Rodrigo Juan Pablo, Suárez Carlos, Rinaldo Alessandra, Devaney Kenneth O, Carbone Antonino, Barnes Leon, Heffner Dennis K, Ferlito Alfio
Department of Otolaryngology, Hospital Universitario Central de Asturias, Oviedo, Spain.
Oral Oncol. 2005 Apr;41(4):340-8. doi: 10.1016/j.oraloncology.2004.10.007.

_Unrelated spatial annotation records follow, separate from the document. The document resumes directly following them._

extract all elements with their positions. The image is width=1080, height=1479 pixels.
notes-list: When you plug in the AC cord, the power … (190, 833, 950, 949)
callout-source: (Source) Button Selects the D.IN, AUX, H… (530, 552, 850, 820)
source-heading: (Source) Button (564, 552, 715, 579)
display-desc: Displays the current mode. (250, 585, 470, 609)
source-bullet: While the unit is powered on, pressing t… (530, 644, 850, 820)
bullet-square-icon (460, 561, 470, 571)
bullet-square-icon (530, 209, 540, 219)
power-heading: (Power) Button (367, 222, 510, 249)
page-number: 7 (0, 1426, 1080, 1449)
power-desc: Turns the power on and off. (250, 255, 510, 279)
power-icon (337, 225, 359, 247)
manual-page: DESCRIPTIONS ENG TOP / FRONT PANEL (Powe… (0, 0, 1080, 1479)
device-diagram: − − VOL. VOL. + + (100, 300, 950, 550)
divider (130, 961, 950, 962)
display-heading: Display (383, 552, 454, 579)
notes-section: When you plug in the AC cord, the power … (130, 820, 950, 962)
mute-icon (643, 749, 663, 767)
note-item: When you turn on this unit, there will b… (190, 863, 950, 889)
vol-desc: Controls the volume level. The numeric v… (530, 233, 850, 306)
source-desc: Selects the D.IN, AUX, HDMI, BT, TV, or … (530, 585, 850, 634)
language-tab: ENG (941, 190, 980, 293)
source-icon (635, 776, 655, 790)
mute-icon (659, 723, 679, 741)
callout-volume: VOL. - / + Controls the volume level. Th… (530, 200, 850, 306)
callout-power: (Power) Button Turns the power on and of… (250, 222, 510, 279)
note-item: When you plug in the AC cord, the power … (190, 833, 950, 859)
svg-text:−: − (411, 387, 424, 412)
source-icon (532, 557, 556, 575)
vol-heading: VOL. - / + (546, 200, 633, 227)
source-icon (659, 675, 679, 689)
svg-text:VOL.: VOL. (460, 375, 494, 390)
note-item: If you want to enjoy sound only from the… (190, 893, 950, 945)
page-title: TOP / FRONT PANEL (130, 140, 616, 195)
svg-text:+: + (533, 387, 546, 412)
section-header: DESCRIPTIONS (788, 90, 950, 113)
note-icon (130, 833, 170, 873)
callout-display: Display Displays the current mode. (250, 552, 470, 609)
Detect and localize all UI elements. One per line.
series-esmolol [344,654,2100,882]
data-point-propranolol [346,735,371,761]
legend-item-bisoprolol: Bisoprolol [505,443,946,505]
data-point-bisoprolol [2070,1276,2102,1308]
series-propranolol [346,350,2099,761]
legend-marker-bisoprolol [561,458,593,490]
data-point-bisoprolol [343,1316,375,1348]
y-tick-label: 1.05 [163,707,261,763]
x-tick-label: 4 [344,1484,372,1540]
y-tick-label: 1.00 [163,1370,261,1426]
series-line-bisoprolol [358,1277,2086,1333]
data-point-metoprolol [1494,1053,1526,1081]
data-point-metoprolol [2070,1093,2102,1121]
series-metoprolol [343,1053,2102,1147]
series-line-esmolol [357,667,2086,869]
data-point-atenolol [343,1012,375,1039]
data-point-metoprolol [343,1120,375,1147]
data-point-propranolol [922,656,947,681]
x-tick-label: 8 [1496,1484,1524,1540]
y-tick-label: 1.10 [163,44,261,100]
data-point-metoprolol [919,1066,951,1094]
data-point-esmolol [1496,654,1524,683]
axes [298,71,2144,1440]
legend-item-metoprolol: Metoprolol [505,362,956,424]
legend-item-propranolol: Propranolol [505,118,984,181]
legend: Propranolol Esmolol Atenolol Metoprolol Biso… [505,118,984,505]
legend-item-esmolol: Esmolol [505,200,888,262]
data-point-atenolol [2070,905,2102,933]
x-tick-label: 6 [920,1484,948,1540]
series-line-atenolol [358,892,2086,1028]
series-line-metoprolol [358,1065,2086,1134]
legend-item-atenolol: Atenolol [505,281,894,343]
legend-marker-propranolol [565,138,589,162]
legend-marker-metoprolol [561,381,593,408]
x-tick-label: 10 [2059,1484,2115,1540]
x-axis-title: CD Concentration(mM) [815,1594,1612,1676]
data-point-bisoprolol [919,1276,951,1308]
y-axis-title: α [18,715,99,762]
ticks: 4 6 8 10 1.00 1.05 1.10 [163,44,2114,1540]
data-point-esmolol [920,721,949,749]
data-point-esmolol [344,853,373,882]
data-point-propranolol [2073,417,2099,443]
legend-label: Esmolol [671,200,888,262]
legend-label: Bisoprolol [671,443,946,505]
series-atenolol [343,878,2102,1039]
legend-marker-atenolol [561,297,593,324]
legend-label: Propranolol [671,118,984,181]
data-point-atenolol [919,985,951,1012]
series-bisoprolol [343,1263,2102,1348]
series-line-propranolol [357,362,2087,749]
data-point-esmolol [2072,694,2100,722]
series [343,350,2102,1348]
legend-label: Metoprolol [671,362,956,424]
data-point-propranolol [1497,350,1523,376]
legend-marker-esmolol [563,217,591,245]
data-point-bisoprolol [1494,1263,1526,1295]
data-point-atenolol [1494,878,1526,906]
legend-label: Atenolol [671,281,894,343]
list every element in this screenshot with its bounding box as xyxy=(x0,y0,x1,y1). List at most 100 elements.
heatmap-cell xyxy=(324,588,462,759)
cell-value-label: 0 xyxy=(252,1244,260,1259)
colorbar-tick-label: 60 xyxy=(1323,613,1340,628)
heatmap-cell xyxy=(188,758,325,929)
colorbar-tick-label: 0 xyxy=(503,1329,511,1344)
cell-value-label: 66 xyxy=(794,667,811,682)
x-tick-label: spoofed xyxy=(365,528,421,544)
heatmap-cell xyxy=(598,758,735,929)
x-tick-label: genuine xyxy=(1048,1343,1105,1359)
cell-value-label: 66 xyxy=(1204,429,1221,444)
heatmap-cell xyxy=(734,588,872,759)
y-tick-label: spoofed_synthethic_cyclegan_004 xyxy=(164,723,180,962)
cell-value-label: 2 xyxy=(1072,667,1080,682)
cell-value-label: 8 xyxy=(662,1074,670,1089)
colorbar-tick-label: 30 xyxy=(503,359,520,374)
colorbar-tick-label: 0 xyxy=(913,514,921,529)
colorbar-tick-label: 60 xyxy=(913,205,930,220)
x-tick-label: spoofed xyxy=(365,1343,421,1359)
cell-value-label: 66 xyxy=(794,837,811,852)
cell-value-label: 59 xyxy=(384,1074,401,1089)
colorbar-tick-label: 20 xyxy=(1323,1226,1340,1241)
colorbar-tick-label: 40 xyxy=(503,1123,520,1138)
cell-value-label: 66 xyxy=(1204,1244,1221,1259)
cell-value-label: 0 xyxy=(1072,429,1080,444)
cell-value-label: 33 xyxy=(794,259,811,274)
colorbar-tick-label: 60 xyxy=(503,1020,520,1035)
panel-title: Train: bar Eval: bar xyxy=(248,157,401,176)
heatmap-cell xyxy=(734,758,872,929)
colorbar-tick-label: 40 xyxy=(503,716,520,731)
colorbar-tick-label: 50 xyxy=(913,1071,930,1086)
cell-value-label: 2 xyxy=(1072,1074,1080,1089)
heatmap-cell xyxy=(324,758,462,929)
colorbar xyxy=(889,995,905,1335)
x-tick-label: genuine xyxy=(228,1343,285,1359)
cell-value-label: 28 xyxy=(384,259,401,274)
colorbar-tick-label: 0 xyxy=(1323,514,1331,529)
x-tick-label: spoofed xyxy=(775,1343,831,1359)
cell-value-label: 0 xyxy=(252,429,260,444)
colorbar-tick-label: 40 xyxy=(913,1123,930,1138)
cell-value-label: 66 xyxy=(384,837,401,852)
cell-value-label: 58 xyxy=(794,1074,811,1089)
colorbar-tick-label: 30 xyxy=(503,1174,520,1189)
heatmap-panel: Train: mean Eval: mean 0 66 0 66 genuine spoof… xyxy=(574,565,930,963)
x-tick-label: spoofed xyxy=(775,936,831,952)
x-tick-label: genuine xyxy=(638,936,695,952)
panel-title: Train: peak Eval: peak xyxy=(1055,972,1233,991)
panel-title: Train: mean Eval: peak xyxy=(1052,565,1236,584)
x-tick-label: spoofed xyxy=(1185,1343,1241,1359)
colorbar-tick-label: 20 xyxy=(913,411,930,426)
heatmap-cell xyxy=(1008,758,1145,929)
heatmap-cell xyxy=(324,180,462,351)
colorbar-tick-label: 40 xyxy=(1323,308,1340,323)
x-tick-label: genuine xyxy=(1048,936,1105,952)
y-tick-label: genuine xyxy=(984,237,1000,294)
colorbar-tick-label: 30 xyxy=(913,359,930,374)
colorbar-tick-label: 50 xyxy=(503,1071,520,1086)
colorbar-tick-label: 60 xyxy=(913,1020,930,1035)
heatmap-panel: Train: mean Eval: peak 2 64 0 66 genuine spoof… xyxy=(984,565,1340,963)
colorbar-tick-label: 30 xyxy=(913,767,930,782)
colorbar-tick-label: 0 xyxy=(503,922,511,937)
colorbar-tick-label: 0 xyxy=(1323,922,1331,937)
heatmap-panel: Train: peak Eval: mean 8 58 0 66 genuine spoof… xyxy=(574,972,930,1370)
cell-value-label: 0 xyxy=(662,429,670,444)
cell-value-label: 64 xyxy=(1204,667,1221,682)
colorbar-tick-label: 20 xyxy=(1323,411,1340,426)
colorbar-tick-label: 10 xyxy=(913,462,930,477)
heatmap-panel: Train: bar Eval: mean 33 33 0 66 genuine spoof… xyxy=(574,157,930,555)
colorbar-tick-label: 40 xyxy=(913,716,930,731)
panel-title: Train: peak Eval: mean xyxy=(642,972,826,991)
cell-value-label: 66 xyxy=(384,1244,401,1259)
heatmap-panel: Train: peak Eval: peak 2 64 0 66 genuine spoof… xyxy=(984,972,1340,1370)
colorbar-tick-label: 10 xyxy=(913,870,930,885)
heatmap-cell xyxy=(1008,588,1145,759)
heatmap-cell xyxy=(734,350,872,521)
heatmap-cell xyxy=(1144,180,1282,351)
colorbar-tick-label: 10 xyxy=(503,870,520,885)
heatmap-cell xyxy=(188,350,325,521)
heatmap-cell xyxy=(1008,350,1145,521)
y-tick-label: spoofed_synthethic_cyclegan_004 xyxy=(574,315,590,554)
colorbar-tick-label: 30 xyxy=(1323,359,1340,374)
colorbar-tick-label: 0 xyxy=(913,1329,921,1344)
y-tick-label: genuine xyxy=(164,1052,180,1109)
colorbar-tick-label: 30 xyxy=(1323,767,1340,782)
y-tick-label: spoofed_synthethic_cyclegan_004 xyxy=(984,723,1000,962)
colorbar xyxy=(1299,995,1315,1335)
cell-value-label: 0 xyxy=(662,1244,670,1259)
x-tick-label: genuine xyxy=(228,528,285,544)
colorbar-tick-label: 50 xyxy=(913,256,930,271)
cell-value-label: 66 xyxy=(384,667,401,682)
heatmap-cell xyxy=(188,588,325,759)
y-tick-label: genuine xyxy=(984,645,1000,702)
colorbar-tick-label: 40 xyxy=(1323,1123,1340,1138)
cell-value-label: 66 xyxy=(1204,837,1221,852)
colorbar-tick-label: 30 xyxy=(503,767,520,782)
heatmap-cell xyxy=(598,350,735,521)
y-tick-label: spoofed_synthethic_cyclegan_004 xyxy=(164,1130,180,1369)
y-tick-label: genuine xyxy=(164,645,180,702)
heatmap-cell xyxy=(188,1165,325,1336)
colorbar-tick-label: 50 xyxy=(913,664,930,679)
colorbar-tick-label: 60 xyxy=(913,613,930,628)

The differential diagnosis of a progressive destructive lesion of the midface and upper airway region includes both neoplastic and non-neoplastic entities; of these, the majority of cases prove to be either Wegener's granulomatosis or lymphoma. Historically, these sorts of necrotizing midfacial lesions were diagnosed clinically, and as a consequence a variety of overlapping categories of disease sprang up. As pathologic examination of biopsy material became both more widespread and (particularly in the last several years) more sophisticated, many lesions previously thought to be of mysterious origins have proven to be examples of lymphoma (in particular, sinonasal natural killer cell or T cell [NK/T] lymphomas). At present, the evaluation of a patient with a progressive destructive process involving the midface region should include imaging studies (to delineate the extent of disease) as well as biopsy (with sampling of lesional tissue for application of sophisticated testing--including immunohistochemical studies, flow cytometry, or molecular studies as necessary--to exclude the possibility of a NK/T cell lymphoma). There remain occasional patients whose necrotizing midfacial lesions continue to be difficult to classify despite the application of extensive testing; such patients are sometimes described as suffering from the nebulous entity of "idiopathic midline destructive disease". While it remains to be seen whether such patients will ultimately be assigned to other diagnostic groups (as, for example, occult toxic injuries--as in the case of cocaine abusers who are not forthcoming with regard to their drug usage), it seems likely that "idiopathic midline destructive disease" is a diagnostic term of questionable validity which should be used only with extreme reticence in modern practice.
中面部和上呼吸道区域进行性破坏性病变的鉴别诊断包括肿瘤性和非肿瘤性疾病;其中,大多数病例被证明是韦格纳肉芽肿或淋巴瘤。从历史上看,这类坏死性中面部病变是通过临床诊断的,因此出现了各种重叠的疾病类别。随着活检材料的病理检查变得更加普遍,并且(特别是在过去几年中)更加精细,许多以前被认为起源不明的病变已被证明是淋巴瘤的例子(特别是鼻窦自然杀伤细胞或T细胞[NK/T]淋巴瘤)。目前,对患有涉及中面部区域进行性破坏过程的患者的评估应包括影像学检查(以确定疾病范围)以及活检(采集病变组织样本以进行精细检测——必要时包括免疫组织化学研究、流式细胞术或分子研究——以排除NK/T细胞淋巴瘤的可能性)。尽管进行了广泛的检测,但仍有少数患者的坏死性中面部病变难以分类;这类患者有时被描述为患有“特发性中线破坏性疾病”这一模糊的病症。虽然这类患者最终是否会被归入其他诊断组还有待观察(例如,隐匿性毒性损伤——如可卡因滥用者隐瞒其药物使用情况时),但“特发性中线破坏性疾病”似乎是一个有效性存疑的诊断术语,在现代实践中应极其谨慎地使用。